The very same Western diplomats who now laud Zimbabwe's bourgeois opposition were the same ones who applauded Gono as he rolled out increasingly harsh neoliberal economic policies, slashed subsidies that provided some relief for the poor and paid money to the International Monetary Fund these past three years.

However, the economy has now become the weakness of the elites — both dictatorships fear the entry of workers, the urban poor and the rural masses into the political equation.

The virtual state of emergency imposed in the towns and the killing by police of Movement for Democratic Change activist Gift Tandare have failed to quell anger and struggle.

The Zimbabwe Congress of Trade Unions (ZCTU) has called for a national mass action in the form of a stay-away on April 3-4. The economic, social and political demands now being raised link the various political and economic demands of the poor and oppressed in a manner that goes beyond the limited demands of the bourgeois opposition parties and civic societies.

The elites realise this and want to pre-empt the current struggles and prevent them from radicalising further. Such a mobilisation could challenge not only the corrupt and brutal Mugabe regime but also the neoliberal free-market capitalist foundations on which it is now embedded. They want to prevent a movement similar to the anti-neoliberal, anti-capitalist, anti-dictatorship and anti-imperialist movements seen in Latin America.

This is now the common objective of local and international elites in regards to the Zimbabwe crisis, as shown in the March 5 International Crisis Group review of Zimbabwe. The elites in government and in opposition would like to reach a settlement or "social contract" between themselves that would see an end to Mugabe but not to Gono's policies. This is what lies behind the manoeuvring of the various factions within ZANU–PF.

Such a project would, at least at the beginning, incorporate compliant sections of the opposition, organised labour and "civic society" to be used as a safety valve to contain mounting anger from below as the new government embraces a total and naked neoliberal agenda.

However, workers, residents, traders, women, HIV/AIDS activists, students, disability rights activists, debt cancellation activists, and the rural poor have their own interests that need to be linked with both political and economic democracy in the public and private spheres of life.
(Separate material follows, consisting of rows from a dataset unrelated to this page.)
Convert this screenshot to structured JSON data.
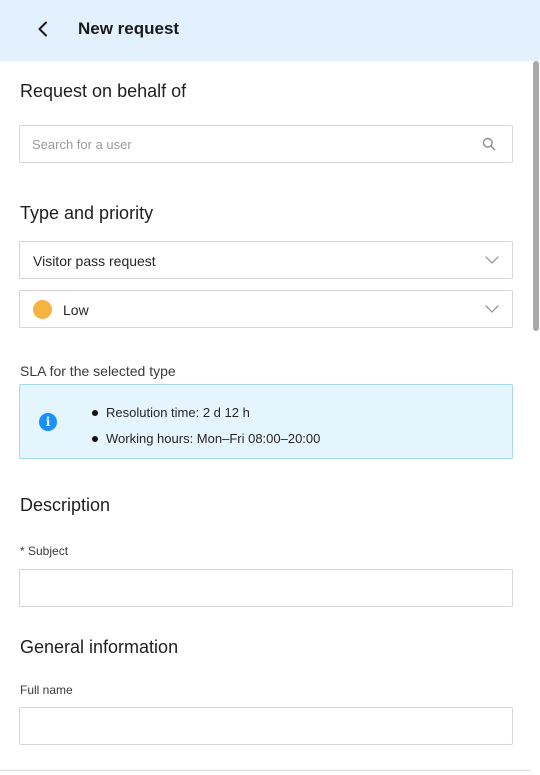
{
  "header": {
    "title": "New request",
    "back_icon": "chevron-left-icon"
  },
  "on_behalf": {
    "title": "Request on behalf of",
    "search_placeholder": "Search for a user",
    "search_icon": "search-icon"
  },
  "type_priority": {
    "title": "Type and priority",
    "type_value": "Visitor pass request",
    "priority_value": "Low",
    "priority_color": "#f5b342"
  },
  "sla": {
    "label": "SLA for the selected type",
    "info_icon": "info-icon",
    "resolution": "Resolution time: 2 d 12 h",
    "working_hours": "Working hours: Mon–Fri 08:00–20:00",
    "box_background": "#e5f5fd",
    "box_border": "#a8d8f0"
  },
  "description": {
    "title": "Description",
    "subject_label": "* Subject",
    "subject_value": ""
  },
  "general": {
    "title": "General information",
    "fullname_label": "Full name",
    "fullname_value": ""
  },
  "colors": {
    "header_background": "#e3f0fd",
    "accent": "#1890ff"
  }
}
This means a fight for a new people-driven democratic constitution that not only guarantees free and fair elections but also guarantees the right to free and quality education; access to health, anti-retroviral drugs, water, housing, electricity, and facilities for the disabled; an end to patriarchal and capitalist oppression of women; and support for poor farmers; as well as a living wage, pension and state support for workers, the elderly, pensioners, vendors and traders, war veterans and the disabled. Such a constitution must subordinate both public and private wealth to fulfil such demands. By definition that movement can only be anti-neoliberal, anti-capitalist and anti-imperialist.

The Zimbabwe Social Forum has committed to mobilise the different segments and clusters of the social forum process in Zimbabwe and regionally for this action as we did for the 2005 ZCTU-led anti-poverty demonstrations. It is heartening to see the solidarity actions already being planned in South Africa, Botswana and Britain.

The challenge is to develop this kind of action into a sustainable programme of full-scale democratic united actions from below in the next couple of months. Without this, there remains the real danger that the courageous fight, sacrifices, including that of blood that we have seen in the last few months, might be channelled into a dead-end elite settlement for the benefit of the few rather than the many.